Sometimes I daydream about holding someone’s face in my hands as I kiss their forehead. I try to imagine the unbridled affection I might have… how I would drown in their essence, their brilliance, their brains and their hearts and everything that made them them. How they would have the same wonderful qualities as everyone else, perfectly somewhere in the middle — as there is always someone better than you — but they will be painfully special, all on their own. Their skills will be theirs, their brand of wit all their own, and their kindness built up and sculpted through all of their choices and experiences. On paper, they will be just like everyone else, but to me, no one else could take their place.
I struggle to continue. I have never mutually loved. I have never dated. I struggle to daydream further.
I struggle to imagine the pure affection being reciprocated. I try and picture someone kissing me on my forehead, in love with me and all my imperfections, averageness, and lack of any extraordinary talents. They are in love with my above-averageness in some places, and below-averageness in others. I try to imagine that out of everyone in the universe, they picked me, not solely because I was in the right place at the right time, out of loneliness or grief, or because I fell in love first.

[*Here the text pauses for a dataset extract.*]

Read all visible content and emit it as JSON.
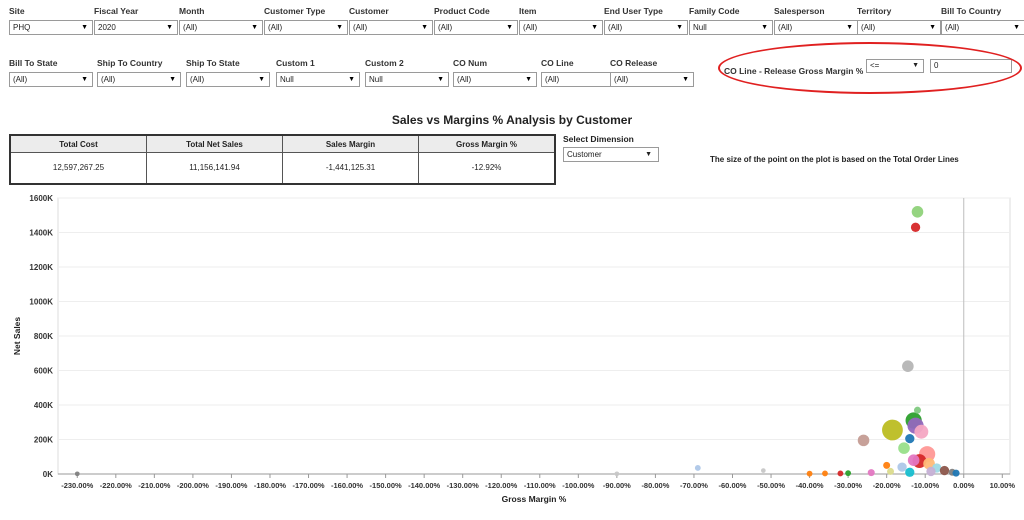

That alone is usually unrealistic enough for me to stop daydreaming, but sometimes I am particularly sad. I am particularly lonely. I am particularly wondering.
I fumble and desperately try to wrap my mind around a fantasy where I was just my unrestrained self, hoping I’m shining, running… leaping… striving with all my might to be the person I want to be.
It is a silently deafening dream, a hope I seldom whisper: that even though I might be un-extraordinary, someone out there fits with me... and together, we might be extraordinarily happy.